Hippy licked his face. Blech. Still, Piranha smiled. “Stay,” he said firmly.
Hipshot understood that perfectly. His tail stopped wagging, and he whimpered.
“You heard me,” Piranha said. “Until I come back or call you—stay.”
Hipshot’s haunches nearly rose, but he fought his protective instincts and sat. The damn dog would obey! He could stash Hipshot in a hidden corner, out of sight, and call if he needed him, like one of the cool pet tricks he’d watched on Letterman. If he survived this night, he and Hipshot might become buddies after all.

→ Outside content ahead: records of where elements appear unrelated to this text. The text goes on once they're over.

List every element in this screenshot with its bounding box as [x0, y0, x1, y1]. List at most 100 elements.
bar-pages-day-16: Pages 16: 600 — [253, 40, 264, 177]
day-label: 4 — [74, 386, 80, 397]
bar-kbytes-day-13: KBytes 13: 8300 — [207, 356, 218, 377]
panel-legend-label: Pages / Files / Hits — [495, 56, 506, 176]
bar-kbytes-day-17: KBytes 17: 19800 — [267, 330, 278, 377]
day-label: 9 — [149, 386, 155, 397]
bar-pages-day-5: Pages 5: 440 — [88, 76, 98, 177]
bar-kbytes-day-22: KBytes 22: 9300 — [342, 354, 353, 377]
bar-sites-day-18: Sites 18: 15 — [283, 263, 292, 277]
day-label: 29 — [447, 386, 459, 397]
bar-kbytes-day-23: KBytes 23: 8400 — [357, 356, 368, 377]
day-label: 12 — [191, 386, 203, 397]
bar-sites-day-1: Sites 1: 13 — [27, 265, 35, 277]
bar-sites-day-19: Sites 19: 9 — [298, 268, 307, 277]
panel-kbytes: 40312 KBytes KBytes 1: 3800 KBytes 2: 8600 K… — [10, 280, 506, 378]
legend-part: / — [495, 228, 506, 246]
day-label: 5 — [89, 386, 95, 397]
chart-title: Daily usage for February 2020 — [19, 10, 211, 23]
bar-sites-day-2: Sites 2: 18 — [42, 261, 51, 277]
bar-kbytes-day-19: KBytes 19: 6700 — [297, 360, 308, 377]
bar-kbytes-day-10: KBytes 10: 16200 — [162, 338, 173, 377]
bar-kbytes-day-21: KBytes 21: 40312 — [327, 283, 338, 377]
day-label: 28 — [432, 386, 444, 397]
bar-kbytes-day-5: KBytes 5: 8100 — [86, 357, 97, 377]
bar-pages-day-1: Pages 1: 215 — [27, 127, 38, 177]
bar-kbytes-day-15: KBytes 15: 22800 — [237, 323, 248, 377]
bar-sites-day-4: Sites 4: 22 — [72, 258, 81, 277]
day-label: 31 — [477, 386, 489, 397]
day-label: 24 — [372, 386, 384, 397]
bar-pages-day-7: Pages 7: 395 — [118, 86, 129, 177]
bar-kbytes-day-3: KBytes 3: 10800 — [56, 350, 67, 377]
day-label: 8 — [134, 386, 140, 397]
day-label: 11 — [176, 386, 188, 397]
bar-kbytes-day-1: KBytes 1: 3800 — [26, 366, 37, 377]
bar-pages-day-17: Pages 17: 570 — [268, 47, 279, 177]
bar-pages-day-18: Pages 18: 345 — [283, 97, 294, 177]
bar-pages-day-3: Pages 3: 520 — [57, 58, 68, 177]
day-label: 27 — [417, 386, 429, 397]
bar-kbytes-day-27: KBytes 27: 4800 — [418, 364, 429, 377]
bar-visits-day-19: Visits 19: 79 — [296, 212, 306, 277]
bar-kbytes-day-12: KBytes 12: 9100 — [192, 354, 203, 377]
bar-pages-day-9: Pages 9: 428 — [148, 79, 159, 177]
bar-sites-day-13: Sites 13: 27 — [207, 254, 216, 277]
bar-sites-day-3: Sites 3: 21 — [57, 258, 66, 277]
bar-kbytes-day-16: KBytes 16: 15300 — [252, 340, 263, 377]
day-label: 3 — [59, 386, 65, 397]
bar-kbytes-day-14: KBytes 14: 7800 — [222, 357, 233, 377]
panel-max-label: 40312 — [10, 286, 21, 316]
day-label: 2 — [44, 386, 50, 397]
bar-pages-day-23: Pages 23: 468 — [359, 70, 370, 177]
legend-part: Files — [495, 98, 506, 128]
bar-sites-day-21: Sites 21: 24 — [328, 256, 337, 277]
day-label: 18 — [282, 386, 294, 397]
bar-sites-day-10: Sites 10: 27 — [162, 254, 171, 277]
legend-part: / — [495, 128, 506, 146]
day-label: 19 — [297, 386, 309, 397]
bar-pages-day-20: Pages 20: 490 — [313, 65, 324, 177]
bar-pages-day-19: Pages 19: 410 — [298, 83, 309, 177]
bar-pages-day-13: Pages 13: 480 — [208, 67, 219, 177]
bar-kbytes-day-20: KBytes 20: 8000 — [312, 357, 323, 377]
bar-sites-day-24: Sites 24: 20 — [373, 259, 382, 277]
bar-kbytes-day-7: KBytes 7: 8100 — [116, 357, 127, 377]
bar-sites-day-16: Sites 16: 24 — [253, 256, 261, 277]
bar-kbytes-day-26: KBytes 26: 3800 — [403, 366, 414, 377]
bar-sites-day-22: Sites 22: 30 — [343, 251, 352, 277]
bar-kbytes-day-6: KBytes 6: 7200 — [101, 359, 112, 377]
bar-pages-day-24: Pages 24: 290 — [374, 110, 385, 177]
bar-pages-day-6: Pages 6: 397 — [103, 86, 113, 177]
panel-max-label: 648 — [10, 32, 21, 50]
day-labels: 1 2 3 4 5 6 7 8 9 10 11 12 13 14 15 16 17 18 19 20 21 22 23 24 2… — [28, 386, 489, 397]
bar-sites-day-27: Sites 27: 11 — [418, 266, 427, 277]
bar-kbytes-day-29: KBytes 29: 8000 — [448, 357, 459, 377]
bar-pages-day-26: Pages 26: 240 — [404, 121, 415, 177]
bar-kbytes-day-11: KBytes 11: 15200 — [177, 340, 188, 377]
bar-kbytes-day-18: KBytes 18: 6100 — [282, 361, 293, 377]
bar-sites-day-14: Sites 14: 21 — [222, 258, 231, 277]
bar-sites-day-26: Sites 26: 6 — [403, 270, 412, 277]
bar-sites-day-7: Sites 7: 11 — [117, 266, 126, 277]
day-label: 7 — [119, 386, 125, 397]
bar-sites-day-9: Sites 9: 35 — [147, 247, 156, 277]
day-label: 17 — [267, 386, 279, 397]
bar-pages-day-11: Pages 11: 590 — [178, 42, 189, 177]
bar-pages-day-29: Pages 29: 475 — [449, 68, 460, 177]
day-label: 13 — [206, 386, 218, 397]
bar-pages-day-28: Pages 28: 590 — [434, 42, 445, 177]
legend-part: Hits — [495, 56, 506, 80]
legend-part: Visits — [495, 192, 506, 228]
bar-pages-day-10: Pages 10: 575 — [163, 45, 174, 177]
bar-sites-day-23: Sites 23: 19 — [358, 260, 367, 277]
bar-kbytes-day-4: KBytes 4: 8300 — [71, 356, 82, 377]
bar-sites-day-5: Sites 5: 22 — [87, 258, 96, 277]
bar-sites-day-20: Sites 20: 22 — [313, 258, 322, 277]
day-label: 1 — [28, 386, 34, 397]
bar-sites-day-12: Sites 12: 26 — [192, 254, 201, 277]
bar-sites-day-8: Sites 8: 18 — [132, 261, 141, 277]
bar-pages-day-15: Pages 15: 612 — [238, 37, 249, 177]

“Good boy,” Piranha said, and left to the sound of Hippy’s thumping tail. Feeling worlds better armed with both the gun and the map, Piranha continued his painstaking journey down what he hoped was the right hallway. He walked fast, almost a jog, and the ceiling opened up. A large glass-domed atrium filled with trees and tall plants appeared right where it was supposed to be, and if he got to the southeast end …
The next footsteps, from behind him, were so swift and soft that Piranha barely heard them, and he knew he’d been spotted.
The footsteps froze. Maybe this would be like a gunfight in Tombstone, and the Gold Shirt would give him time to draw. Slowly, Piranha turned. If he had to, he decided, he would toss his gun down to the floor.
But no such order came. Sonia stood six feet behind him, wide-eyed and petrified. Then she saw him in a shaft of moonlight, and heartbreaking relief washed over her face. Her clothes were mussed, but she looked unharmed.
“Piranha?” she said, hesitating, afraid to believe her eyes.
“Sonia! You okay?”
He ran to her, and they embraced. Sonia was trembling head to toe. She wrapped her arms around his neck and held on as if they were being swept out to sea. “You scared the—I thought—” She fumbled for sentence. “That shirt?”